Saturday, June 4, 2011

Failure in the Halos House of Horrors


All those good feelings built up by the sweep of the Oakland A's and a four game winning streak were nearly completely wiped out last night by another tremendous case of RISP failur, the anagram that keeps on killing. The Yankees had Angels' ace Jered Weaver on the ropes early, but like Muhammad Ali doing rope-a-dope, the LA starter wouldn't go down despite being roughed up. The result was a 3-2 loss that dropped the Yankees lead over the Boston Red Sox to one game (two in the loss column) in the AL East.

Though they went in order in the 1st inning, the Yankees made Weaver work, particularly Derek Jeter who saw 15 pitches before he flew out to center. Yankees starter Ivan Nova was shaky, but battled his way into the 7th inning. However, he put his team in a hole in the 1st inning, something you can't do against a guy like Weaver no matter how many pitches he throws.

Erick Aybar reached on a one out single and moved into scoring position on a Nova wild pitch.
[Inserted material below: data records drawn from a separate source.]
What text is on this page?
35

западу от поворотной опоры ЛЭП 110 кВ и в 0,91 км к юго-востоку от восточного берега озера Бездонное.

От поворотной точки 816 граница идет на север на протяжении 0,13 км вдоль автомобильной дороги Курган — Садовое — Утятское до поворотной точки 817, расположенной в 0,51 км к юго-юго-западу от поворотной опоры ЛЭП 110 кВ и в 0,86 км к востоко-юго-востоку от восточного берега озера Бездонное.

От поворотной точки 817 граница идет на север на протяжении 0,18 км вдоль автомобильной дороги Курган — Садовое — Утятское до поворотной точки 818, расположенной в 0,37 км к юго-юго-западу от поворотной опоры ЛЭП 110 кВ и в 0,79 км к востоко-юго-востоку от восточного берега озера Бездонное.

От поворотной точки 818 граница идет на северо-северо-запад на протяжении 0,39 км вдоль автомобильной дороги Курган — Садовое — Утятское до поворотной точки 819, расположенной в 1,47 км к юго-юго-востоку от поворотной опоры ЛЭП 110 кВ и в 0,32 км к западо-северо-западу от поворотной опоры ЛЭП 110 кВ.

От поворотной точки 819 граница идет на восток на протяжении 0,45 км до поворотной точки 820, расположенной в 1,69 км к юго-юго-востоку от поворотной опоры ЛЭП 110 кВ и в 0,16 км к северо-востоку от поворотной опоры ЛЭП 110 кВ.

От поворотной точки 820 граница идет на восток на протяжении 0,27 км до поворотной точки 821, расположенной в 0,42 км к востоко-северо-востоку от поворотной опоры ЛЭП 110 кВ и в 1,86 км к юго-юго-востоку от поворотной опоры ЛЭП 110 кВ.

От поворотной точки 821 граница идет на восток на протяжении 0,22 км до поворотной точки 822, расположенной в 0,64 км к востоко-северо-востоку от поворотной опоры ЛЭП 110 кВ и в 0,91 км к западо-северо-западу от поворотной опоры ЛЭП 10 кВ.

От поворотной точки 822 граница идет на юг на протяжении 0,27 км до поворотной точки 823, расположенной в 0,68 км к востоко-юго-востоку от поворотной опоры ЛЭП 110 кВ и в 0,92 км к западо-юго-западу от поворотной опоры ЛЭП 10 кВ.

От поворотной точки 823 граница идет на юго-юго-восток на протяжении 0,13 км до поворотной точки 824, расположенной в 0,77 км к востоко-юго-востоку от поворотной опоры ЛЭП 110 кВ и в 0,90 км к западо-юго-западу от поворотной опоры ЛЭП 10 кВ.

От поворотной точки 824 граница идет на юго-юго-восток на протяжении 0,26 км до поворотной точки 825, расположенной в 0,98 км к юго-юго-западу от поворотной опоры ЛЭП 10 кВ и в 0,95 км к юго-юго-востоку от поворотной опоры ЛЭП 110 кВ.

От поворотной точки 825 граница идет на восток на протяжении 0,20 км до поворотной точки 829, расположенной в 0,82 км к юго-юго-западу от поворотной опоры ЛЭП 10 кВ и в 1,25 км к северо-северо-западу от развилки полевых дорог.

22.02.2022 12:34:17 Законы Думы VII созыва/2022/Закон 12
Former Yankee Bobby Abreu doubled to give the Angels a 1-0 lead and later in the inning scored himself on an Alberto Callaspo ground out. The Yankees had a big chance of their own in the 2nd inning when Alex Rodriguez reached on a lead off double, moved to third on a Robinson Cano ground out and scored on a Russell Martin single to halve the lead. Nick Swisher drew a walk, but both Jorge Posada and Brett Gardner looked at a called third strike to allow Weaver to escape further trouble.

The Yankees tied things at two apiece in the 4th on walks to Rodriguez and Swisher and a ground rule double by Posada (the Yankees were victimized by Angel Stadium's low outfield walls). But Gardner struck out again, this time swinging, to strand two runners in scoring position. That would be all the Bomberless-Bombers would manage the rest of the night, which was unfortunate since Nova gave the lead right back in the home half of the 4th.

The Angels, wearing 1960's retro uniforms and hats topped with halos loaded the bases on singles by Russell Branyan and Mark Trumbo and a walk to Jeff Mathis. Peter Bourjos, who entered the game mired in a long slump, stroked his second single of the night to give LA a 3-2 lead. Nova retired the final two batters of the inning to keep it a one run game, but his offense was shut down for the night as the Yankees did not getting a single hit over the final five innings.